Once upon a time, cbloom talks about lzma
1. Tuned matrix as a generalization of match comparison heuristics
Surely its better to have a matrix than a bunch of hand-coded conditions like
With a matrix its replaced by
if( len==2 )
if( dist<256 )
encode a 2-byte match
encode a literal
Note that this is already more general than cbloom's version.
// price() quantizes the arguments into a single context
// and looks up a value in a table ("matrix") produced by parameter optimizer
cost1 = price(state1,flags1,len1,dist1);
cost2 = price(state2,flags2,len2,dist2);
if( cost1<cost2 )
But I also have a further idea - such heuristics are intended for
prediction of the best choice based on some inputs.
In other words, its the same statistical modelling task as compression,
so we can solve it with the same methods.
To be specific, we have a context (2 sets of match properties) and
a symbol (none/1/2 - we know the best choice after parsing optimization).
Thus we can tune a model which compresses the sequence of these symbols
(generated by processing a test corpus)
in those contexts, and get an optimized heuristic as a result.
2. "It's crazy that LZ compression can do so well with so much redundancy in the code stream"
> Start with the shortest compressed bit stream.
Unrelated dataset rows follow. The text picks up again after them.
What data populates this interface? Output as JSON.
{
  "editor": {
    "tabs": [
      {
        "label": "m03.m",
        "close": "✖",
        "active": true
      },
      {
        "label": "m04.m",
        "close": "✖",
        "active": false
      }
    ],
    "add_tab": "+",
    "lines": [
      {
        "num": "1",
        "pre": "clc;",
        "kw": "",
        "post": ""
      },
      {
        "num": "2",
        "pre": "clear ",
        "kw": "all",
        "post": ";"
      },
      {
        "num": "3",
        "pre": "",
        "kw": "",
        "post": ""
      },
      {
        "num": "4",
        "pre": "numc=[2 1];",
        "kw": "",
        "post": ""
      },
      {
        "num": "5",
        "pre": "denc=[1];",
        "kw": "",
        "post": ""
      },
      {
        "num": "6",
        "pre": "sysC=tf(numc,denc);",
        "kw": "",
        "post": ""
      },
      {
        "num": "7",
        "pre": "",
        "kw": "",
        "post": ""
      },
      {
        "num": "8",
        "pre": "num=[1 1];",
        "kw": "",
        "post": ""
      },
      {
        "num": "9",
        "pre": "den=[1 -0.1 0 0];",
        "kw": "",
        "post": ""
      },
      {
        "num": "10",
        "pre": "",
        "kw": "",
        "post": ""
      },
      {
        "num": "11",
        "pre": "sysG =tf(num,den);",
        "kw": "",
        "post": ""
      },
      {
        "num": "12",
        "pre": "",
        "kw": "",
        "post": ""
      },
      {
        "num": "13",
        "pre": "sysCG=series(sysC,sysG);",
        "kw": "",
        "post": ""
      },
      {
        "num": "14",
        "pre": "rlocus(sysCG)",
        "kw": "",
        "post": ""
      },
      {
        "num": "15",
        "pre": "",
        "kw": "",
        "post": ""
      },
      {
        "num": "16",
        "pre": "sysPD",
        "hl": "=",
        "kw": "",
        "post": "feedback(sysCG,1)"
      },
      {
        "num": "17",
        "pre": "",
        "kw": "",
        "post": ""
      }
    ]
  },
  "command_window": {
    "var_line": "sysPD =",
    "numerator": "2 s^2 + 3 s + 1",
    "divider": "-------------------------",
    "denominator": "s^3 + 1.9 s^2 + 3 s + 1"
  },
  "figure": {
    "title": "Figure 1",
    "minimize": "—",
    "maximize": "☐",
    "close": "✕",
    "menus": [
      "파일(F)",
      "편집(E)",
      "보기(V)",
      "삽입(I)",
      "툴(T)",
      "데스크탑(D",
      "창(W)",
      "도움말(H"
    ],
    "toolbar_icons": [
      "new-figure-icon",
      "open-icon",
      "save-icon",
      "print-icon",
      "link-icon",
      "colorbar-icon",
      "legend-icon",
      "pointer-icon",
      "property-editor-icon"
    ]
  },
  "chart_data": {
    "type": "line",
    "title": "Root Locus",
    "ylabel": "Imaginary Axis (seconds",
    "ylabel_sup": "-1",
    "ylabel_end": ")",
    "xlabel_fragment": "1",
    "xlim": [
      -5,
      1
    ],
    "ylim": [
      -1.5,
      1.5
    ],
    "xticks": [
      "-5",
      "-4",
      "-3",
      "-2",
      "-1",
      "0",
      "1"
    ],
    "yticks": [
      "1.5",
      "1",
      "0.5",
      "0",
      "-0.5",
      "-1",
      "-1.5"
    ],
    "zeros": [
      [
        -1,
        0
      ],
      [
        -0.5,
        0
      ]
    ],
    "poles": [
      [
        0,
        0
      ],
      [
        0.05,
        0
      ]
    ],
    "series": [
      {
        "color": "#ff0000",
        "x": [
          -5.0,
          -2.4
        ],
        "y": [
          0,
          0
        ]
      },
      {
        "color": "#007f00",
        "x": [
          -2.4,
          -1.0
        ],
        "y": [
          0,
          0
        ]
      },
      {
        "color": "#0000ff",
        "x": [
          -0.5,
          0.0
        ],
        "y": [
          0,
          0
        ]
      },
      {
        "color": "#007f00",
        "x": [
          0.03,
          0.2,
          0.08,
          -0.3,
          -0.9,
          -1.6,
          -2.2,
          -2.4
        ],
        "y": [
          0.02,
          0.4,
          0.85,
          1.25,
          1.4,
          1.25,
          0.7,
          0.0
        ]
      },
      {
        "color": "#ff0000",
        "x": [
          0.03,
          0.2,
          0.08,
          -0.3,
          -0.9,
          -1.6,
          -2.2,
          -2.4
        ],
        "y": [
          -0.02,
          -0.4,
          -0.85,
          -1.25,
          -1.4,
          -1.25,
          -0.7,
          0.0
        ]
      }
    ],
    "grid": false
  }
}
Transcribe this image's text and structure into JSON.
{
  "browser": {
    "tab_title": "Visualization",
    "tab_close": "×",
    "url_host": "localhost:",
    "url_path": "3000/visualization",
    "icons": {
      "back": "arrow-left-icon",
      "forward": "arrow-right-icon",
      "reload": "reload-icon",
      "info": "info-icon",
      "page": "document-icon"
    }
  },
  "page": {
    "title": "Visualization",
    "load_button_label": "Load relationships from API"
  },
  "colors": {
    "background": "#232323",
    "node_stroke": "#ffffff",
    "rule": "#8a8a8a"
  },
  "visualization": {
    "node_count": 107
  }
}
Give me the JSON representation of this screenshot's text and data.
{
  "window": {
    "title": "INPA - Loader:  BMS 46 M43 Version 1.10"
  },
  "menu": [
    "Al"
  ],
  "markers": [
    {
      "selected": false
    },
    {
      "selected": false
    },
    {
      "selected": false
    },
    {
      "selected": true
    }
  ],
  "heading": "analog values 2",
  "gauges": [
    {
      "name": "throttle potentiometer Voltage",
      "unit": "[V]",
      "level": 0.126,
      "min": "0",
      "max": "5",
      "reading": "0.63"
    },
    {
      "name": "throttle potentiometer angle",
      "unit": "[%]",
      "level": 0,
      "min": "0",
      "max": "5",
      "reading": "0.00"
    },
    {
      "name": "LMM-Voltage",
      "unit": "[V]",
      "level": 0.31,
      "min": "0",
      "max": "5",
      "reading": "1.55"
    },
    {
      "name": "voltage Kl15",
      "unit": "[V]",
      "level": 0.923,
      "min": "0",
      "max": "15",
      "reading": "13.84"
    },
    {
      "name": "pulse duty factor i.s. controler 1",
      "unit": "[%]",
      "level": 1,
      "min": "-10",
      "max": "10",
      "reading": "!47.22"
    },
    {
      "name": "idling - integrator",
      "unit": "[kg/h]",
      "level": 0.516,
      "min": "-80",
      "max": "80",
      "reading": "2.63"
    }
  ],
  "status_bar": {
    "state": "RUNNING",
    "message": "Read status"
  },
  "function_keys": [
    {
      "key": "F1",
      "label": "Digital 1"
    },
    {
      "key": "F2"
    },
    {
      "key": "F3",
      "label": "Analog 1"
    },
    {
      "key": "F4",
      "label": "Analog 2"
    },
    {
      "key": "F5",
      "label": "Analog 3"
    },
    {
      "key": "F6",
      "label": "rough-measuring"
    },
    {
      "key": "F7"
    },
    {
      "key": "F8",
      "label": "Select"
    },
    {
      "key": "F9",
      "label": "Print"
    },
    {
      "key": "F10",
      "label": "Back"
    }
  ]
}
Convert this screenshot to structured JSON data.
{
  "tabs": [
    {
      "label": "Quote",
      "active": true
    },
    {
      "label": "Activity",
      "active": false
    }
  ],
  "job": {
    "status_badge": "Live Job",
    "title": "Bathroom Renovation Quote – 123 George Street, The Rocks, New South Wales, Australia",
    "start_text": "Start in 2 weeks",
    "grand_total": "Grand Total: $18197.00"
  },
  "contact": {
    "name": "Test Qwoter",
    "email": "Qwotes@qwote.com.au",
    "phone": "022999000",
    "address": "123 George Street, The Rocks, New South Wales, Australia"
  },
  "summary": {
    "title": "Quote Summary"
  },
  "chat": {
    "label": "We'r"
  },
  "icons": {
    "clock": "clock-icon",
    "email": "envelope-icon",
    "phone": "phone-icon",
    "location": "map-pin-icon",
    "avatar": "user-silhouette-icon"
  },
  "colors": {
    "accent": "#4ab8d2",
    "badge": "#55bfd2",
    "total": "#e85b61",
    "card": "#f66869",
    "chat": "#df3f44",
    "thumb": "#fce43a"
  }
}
See what raw bits that decodes to
I described a "CM with LZ model" before, which is probably a more practical version of that.
Enumerating the arithmetic codes and decoding is certainly an interesting way to enumerate
complex structures, but in this case looping through all matches available at current position
and integrating their codelengths by first referenced byte is clearly easier.
> add even *more* code stream redundancy by using things like the "repeat matches"
LZMA uses arithmetic coding and 11-bit probabilities, so it can encode constants
(fields that are the same in all records) with negligible redundancy.
Here's the test:
Note that IsRep flag is encoded for every match.
24557177 // enwik8.lzma
25021760 // enwik8.lzma processed with delrep to remove all rep codes
25002018 // Encoding of IsRep flag disabled
788.99 // rep support redundancy per MB of compressed data, bytes
197.42 // rep support redundancy per MB of uncompressed data, bytes
With that kind of overhead, we certainly can afford having lots of options
in the code, and a good parsing optimizer would improve the compression
without fail by making use of these options.